Last week, doctors in the neighbouring province of Idlib said they had treated more than two dozen patients following a suspected chlorine attack on the town of Saraqeb.
The challenge of verifying the use of chemical weapons in a war zone, particularly chlorine – which disperses rapidly and does not leave a unique chemical trace when used as a weapon – has hampered efforts to track their use.
However, a global chemical weapons watchdog, the Organisation for the Prohibition of Chemical Weapons, said it was confident that chlorine gas had been used as a weapon in past incidents.
It did not apportion blame but its a report into one attack that resulted in 13 deaths said 32 of the 37 people interviewed “saw or heard the sound of a helicopter over the village at the time of the attack with barrel bombs containing toxic chemicals”. The US ambassador to the UN, Samantha Power, tweeted in response that “only Syrian regime uses [helicopters]”.
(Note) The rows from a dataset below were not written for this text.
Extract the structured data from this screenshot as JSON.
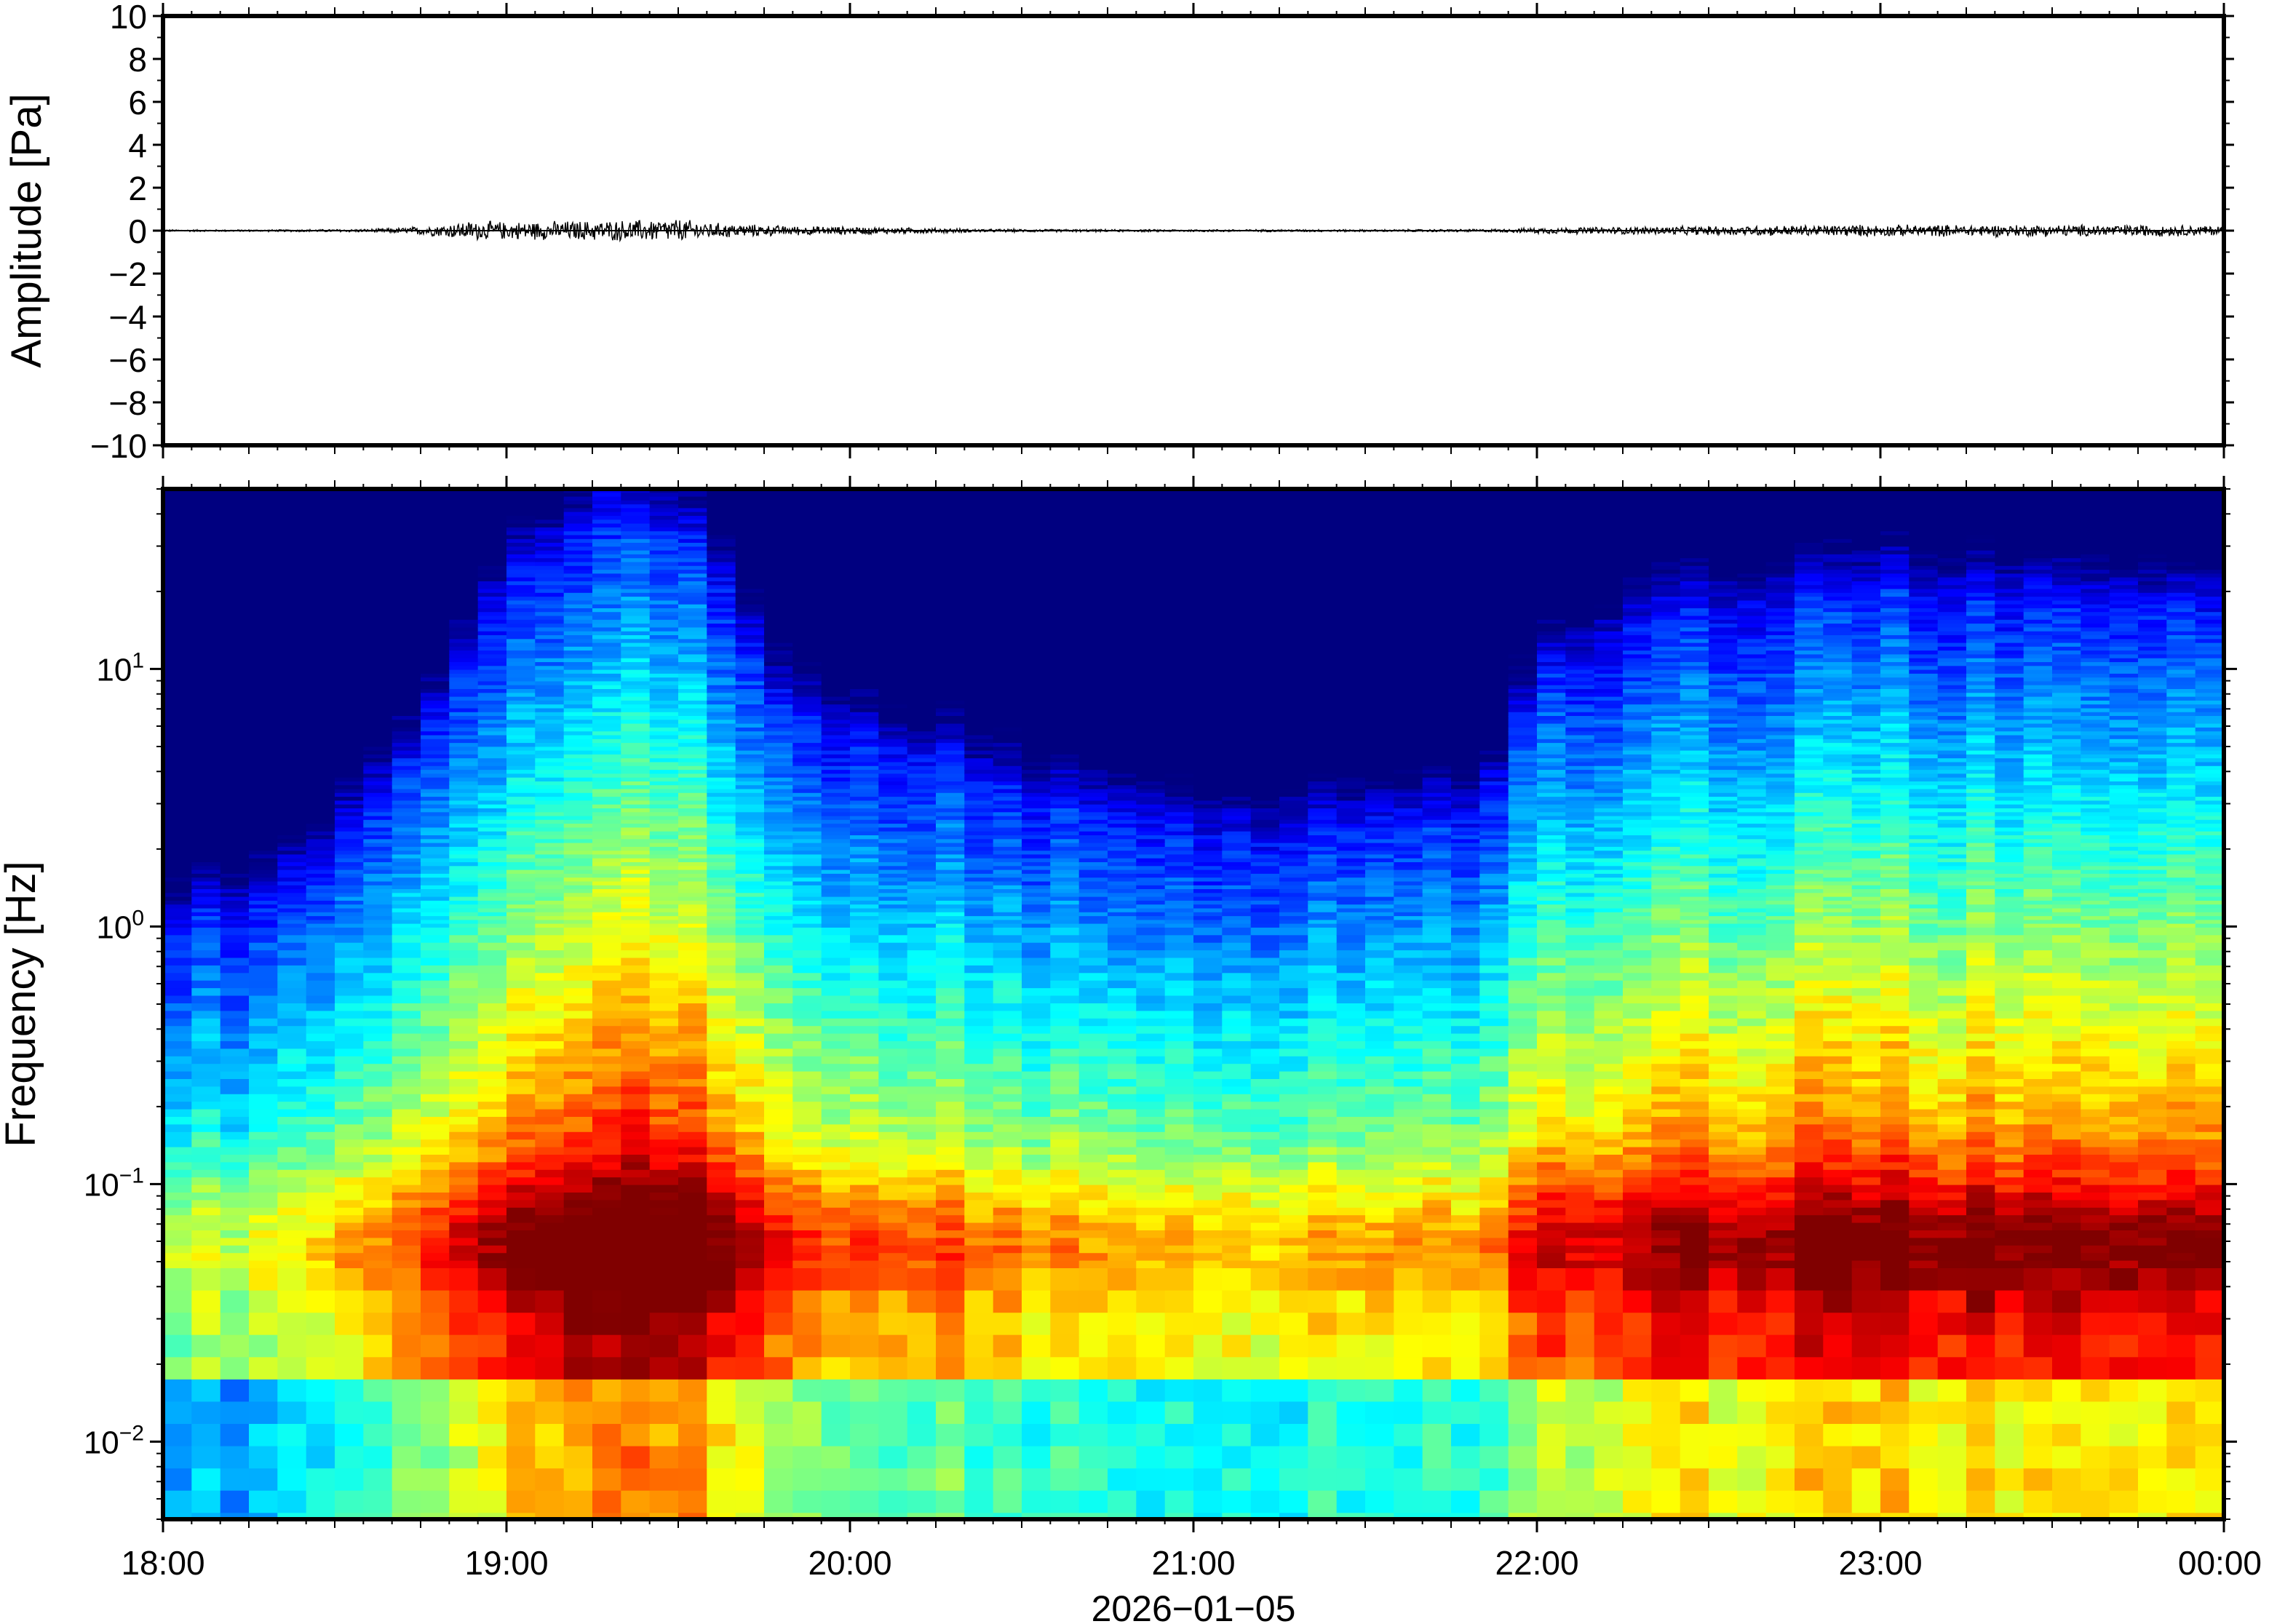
{
  "chart_data": [
    {
      "type": "line",
      "panel": "waveform",
      "ylabel": "Amplitude [Pa]",
      "ylim": [
        -10,
        10
      ],
      "yticks": [
        -10,
        -8,
        -6,
        -4,
        -2,
        0,
        2,
        4,
        6,
        8,
        10
      ],
      "ytick_labels": [
        "−10",
        "−8",
        "−6",
        "−4",
        "−2",
        "0",
        "2",
        "4",
        "6",
        "8",
        "10"
      ],
      "x_range_hours": [
        18,
        24
      ],
      "envelope": {
        "x_hours": [
          18.0,
          18.3,
          18.6,
          18.7,
          18.8,
          18.9,
          19.0,
          19.2,
          19.4,
          19.5,
          19.6,
          19.8,
          20.0,
          20.2,
          20.4,
          20.8,
          21.2,
          21.6,
          21.9,
          22.0,
          22.3,
          22.6,
          22.9,
          23.2,
          23.5,
          23.8,
          24.0
        ],
        "amplitude_pa": [
          0.05,
          0.05,
          0.08,
          0.15,
          0.3,
          0.5,
          0.45,
          0.5,
          0.55,
          0.6,
          0.4,
          0.25,
          0.2,
          0.15,
          0.08,
          0.06,
          0.06,
          0.06,
          0.08,
          0.15,
          0.2,
          0.25,
          0.3,
          0.3,
          0.3,
          0.3,
          0.25
        ]
      },
      "line_color": "#000000"
    },
    {
      "type": "heatmap",
      "panel": "spectrogram",
      "ylabel": "Frequency [Hz]",
      "yscale": "log",
      "ylim": [
        0.005,
        50
      ],
      "yticks": [
        0.01,
        0.1,
        1,
        10
      ],
      "ytick_labels": [
        {
          "base": "10",
          "exp": "−2"
        },
        {
          "base": "10",
          "exp": "−1"
        },
        {
          "base": "10",
          "exp": "0"
        },
        {
          "base": "10",
          "exp": "1"
        }
      ],
      "xlabel": "2026−01−05",
      "xticks_hours": [
        18,
        19,
        20,
        21,
        22,
        23,
        24
      ],
      "xtick_labels": [
        "18:00",
        "19:00",
        "20:00",
        "21:00",
        "22:00",
        "23:00",
        "00:00"
      ],
      "colormap": "jet",
      "activity_profile": {
        "x_hours": [
          18.0,
          18.4,
          18.75,
          19.0,
          19.3,
          19.6,
          19.8,
          20.0,
          20.3,
          20.6,
          20.9,
          21.2,
          21.5,
          21.85,
          22.0,
          22.3,
          22.7,
          23.0,
          23.4,
          23.8,
          24.0
        ],
        "relative_level": [
          0.1,
          0.18,
          0.45,
          0.82,
          0.95,
          0.85,
          0.55,
          0.5,
          0.42,
          0.35,
          0.3,
          0.28,
          0.3,
          0.32,
          0.6,
          0.72,
          0.76,
          0.78,
          0.77,
          0.75,
          0.72
        ]
      }
    }
  ]
}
The Syrian government denies using chemical weapons. Since the US president, Barack Obama, stepped back from enforcing his “red line” on their use, attacks have drawn nothing more than public condemnation from western leaders.
Although most recent attacks have been relatively small, the toll of dead and maimed civilians and activists is mounting and experts are concerned that the use of chemical weapons is no longer as shocking as it was a few years ago.
“There is certainly a huge risk of normalising [the use of chemical weapons],” said Richard Guthrie, a British chemical weapons expert who has raised concerns about the wider impacts of Syria’s continued use of toxins as weapons.